By Lynette Norris
Greene Publishing, Inc.
Osgood Street next to the small neighborhood Clover Farms Grocery was looking pretty bad; it was overgrown with vines and shrubbery and full of trash – plastic bottles, drink cups, fast food bags empty cigarette packs and other debris.
The nearby residents had been calling and complaining, trying to get help from the County Commission, and Bennett tried calling the Road Department to come help him get the street cleaned up; his understanding was that the department would send in a team of inmates Monday morning to help with the task, but by noon, Bennett, who had been there since 8 a.m., was still working alone, and didn’t know what the hold-up was. Inmates cost people tax money, and Bennett feels they should be out working on projects just like this one. “If you do the crime, you do the time. You don’t sit around in jail all day playing cards.”

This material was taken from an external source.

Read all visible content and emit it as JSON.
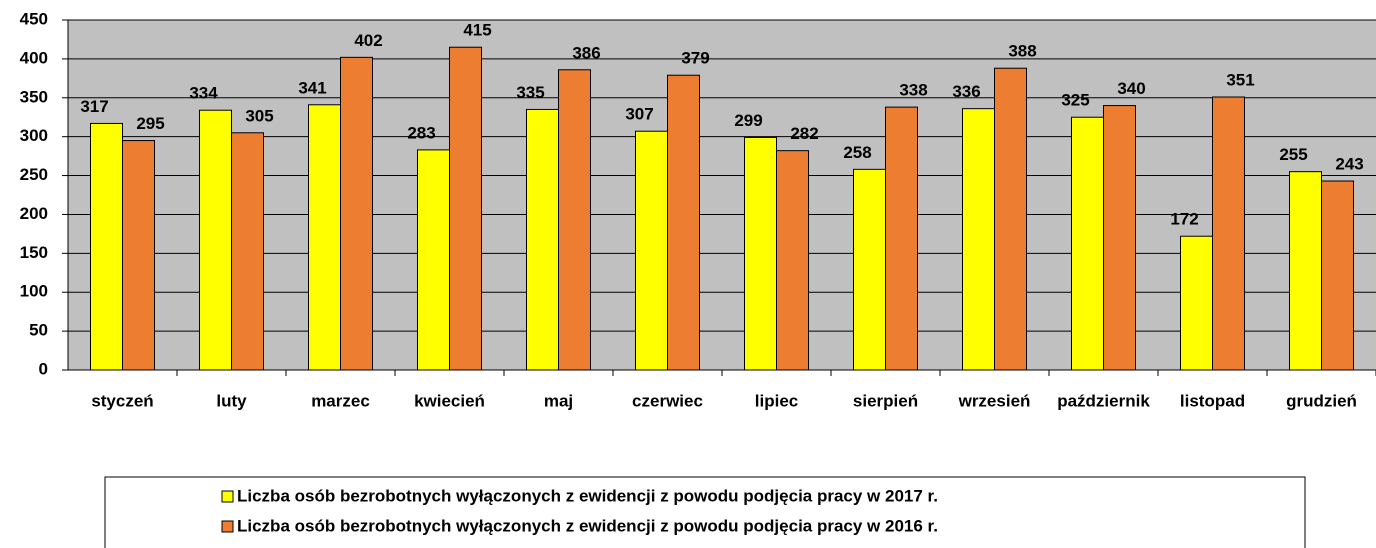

“These people pay taxes just like everybody else,” he said, indicating the small grocery, the small residence next to it, and the surrounding neighborhood. But side of the road was so overgrown that no one could see the little house, or business with the lot full of cars behind it. Now, with improved visibility, both places are safer, and with the adjacent roadway cleared of trash, Clover Farms Grocery doesn’t have to worry about its customers being turned off by the eyesore and taking their business elsewhere.
Bennett, using his own truck, gas, tools and lawn mower had managed to cut a wide swath in the in the vines and shrubs and gather up a large bag of trash.
“When people have a problem, you need to be able to step in there and solve it,” he said. “It’s time to get on the ball and be able to work together, and I got out here to show people that this is what I will be doing.”